他曾提議找大夫,但是就如同西門吹雪所說了,那個人精通易容,而呂錚現在經受不住任何碰撞。
可是自西門吹雪出去到現在,他都沒有再回來過,陸小鳳不知道他去哪裡找解藥,當然也是相信他不會丟下呂錚,不然也不會喊他來幫呂錚護住經脈。
陸小鳳忽然對花滿樓說道:「我不行了,你來吧。」
就如同西門吹雪相信他一樣,他也一樣相信花滿樓。
花滿樓並未推辭,接替了陸小鳳的位置在床邊坐了下來,撫著呂錚的手腕輸送著自己的內力,護住他的經脈不讓毒素侵蝕。
將近午時的時候,西門吹雪才回來,他往常整齊利落的白色長袍有些凌亂,顯得是趕路趕得急了。
陸小鳳見他回來,說道:「你終於回來了,阿錚好像很痛苦的樣子。」
西門吹雪不語,走到床邊,花滿樓一早便知趣的走開,站在了陸小鳳的身邊。
西門吹雪從腰間拿出一隻玉瓶,從裡面倒出一粒白色黃豆大小的藥丸,給呂錚餵了下去,眼見著呂錚痛苦的臉色便好了一些。
西門吹雪掀開被冷寒浸的潮濕的錦被,對陸小鳳同花滿樓說道:「我要幫阿錚換衣服,麻煩你們出去一下。」
陸小鳳也不說話,當下便出去了,因為他是一個分得清輕重的人,直到現在不是調侃的時候。花滿樓同西門吹雪說不得算是朋友,只是與呂錚關係不錯而已,所以現在也同樣跟在了陸小鳳身後走了出去。
關上了身後的門,陸小鳳才沉聲說道:「怕是有些麻煩,西門吹雪這顆也不是解藥。」
是的,雖然西門吹雪沒有說,但是陸小鳳理所當然的就是陸小鳳,他自然看出了什麼,西門吹雪目前都沒有辦法,只能減輕呂錚的少許痛苦。
花滿樓只是輕嘆了口氣,沒有說話。
兩人之間一時顯得有些沉默,不多時,開門聲便在耳邊響起,陸小鳳回頭一看,卻是西門吹雪抱著尚在昏迷的呂錚走了出來。
陸小鳳眉頭一皺,問道:「你這是要帶他去哪裡?」
西門吹雪冷然說道:「我帶他會萬梅山莊,山莊裡有足夠的藥解毒,剛才的藥丸雖可以壓制,但是卻不是長久之計。」
陸小鳳聞言沉默了一下,而後說道:「我跟你一起回萬梅山莊!」
西門吹雪搖了搖頭,說道:「不,我還要拜託你一件事情。」
陸小鳳嚇了一跳,西門吹雪會拜託他事情,但是聯想到現在的情況,一定是同呂錚有關,也生不起敲詐的心思,便開口說道:「什麼事請?你說,我去辦。」
西門吹雪看了他一眼,說道:「昨天晚上那個人,我要你去查看。」
陸小鳳聞言,點了點頭,說道:「可以,有沒有什麼消息。」
西門吹雪說道:「她是一個女人,一個很是精通易容的女人,而且還擅長下毒,畢竟她在餛飩里下毒的手法就很老練。」
陸小鳳點了點頭,表示自己記住了,「還有嗎?」
西門吹雪抱著呂錚腿彎的地方伸出了手指,手指上夾著一張摺疊起來的紙條,陸小鳳接過來看了一眼。

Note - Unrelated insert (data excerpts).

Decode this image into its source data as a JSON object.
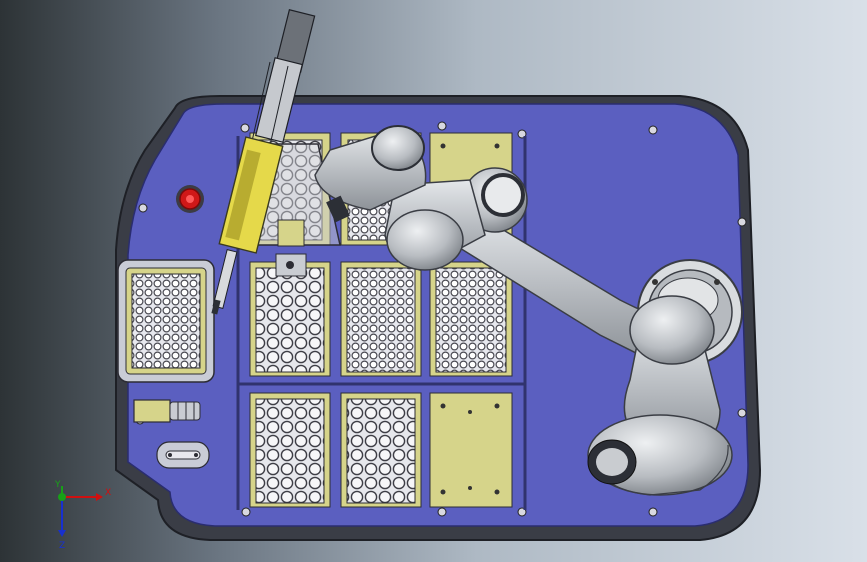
{
  "triad": {
    "x_label": "X",
    "y_label": "Y",
    "z_label": "Z",
    "x_color": "#d01010",
    "y_color": "#18a018",
    "z_color": "#1830d0"
  },
  "colors": {
    "deck": "#5b5fc0",
    "frame": "#4a4d58",
    "plate_yellow": "#d6d48a",
    "robot_silver": "#c4c8cc",
    "estop": "#d01818"
  },
  "components": {
    "deck": "robot-workbench-deck",
    "robot": "collaborative-robot-arm",
    "estop": "emergency-stop-button",
    "pipette": "pipette-end-effector"
  }
}
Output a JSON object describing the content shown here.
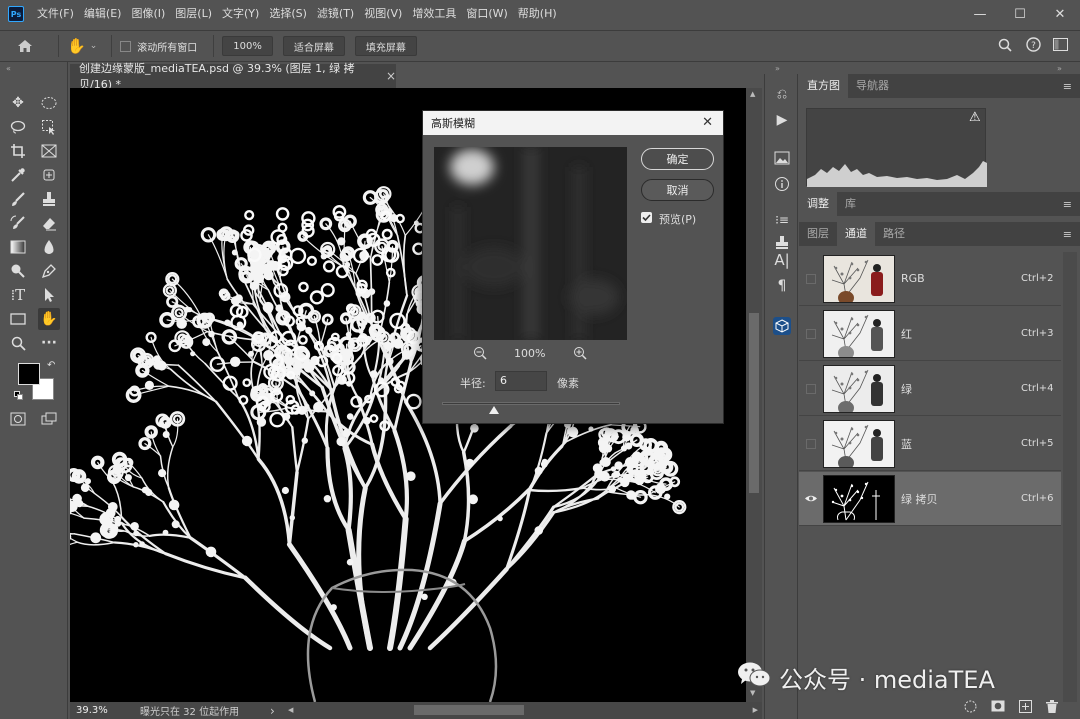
{
  "app": {
    "logo": "Ps"
  },
  "menu": [
    "文件(F)",
    "编辑(E)",
    "图像(I)",
    "图层(L)",
    "文字(Y)",
    "选择(S)",
    "滤镜(T)",
    "视图(V)",
    "增效工具",
    "窗口(W)",
    "帮助(H)"
  ],
  "window_controls": {
    "minimize": "—",
    "maximize": "☐",
    "close": "✕"
  },
  "options": {
    "scroll_all_label": "滚动所有窗口",
    "zoom_value": "100%",
    "fit_screen": "适合屏幕",
    "fill_screen": "填充屏幕"
  },
  "document": {
    "tab_title": "创建边缘蒙版_mediaTEA.psd @ 39.3% (图层 1, 绿 拷贝/16) *",
    "tab_close": "×",
    "zoom": "39.3%",
    "status": "曝光只在 32 位起作用",
    "status_arrow": "›"
  },
  "panels": {
    "top_tabs": [
      "直方图",
      "导航器"
    ],
    "adjust_tabs": [
      "调整",
      "库"
    ],
    "channel_tabs": [
      "图层",
      "通道",
      "路径"
    ],
    "histogram_warning": "⚠",
    "menu_icon": "≡"
  },
  "channels": [
    {
      "name": "RGB",
      "shortcut": "Ctrl+2",
      "visible": false,
      "selected": false
    },
    {
      "name": "红",
      "shortcut": "Ctrl+3",
      "visible": false,
      "selected": false
    },
    {
      "name": "绿",
      "shortcut": "Ctrl+4",
      "visible": false,
      "selected": false
    },
    {
      "name": "蓝",
      "shortcut": "Ctrl+5",
      "visible": false,
      "selected": false
    },
    {
      "name": "绿 拷贝",
      "shortcut": "Ctrl+6",
      "visible": true,
      "selected": true
    }
  ],
  "dialog": {
    "title": "高斯模糊",
    "close": "✕",
    "ok": "确定",
    "cancel": "取消",
    "preview_label": "预览(P)",
    "preview_checked": true,
    "preview_zoom": "100%",
    "radius_label": "半径:",
    "radius_value": "6",
    "radius_unit": "像素",
    "slider_fraction": 0.29
  },
  "watermark": "公众号 · mediaTEA",
  "colors": {
    "accent": "#31a8ff",
    "panel": "#535353",
    "dark": "#424242"
  }
}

『若是想知道公孫大娘的後人,丑時來北城門,你一個人。』
西門吹雪說道:「既然用了這個消息引了阿錚出去,定是和七秀坊有些關係。」
陸小鳳收起了那張紙條,說道:「我知道了,你先帶著阿錚會萬梅山莊吧。」
西門吹雪點了點頭,一旁的花滿樓說道:「我來安排馬車吧,西門莊主便稍等片刻。」
西門吹雪想了一下,還是同意了,對花滿樓說道:「那便有勞了。」
花滿樓說道:「怎說阿錚同我也是朋友,我這麼做是應當的。」說罷,便轉身去準備馬車與一些零碎的東西去了。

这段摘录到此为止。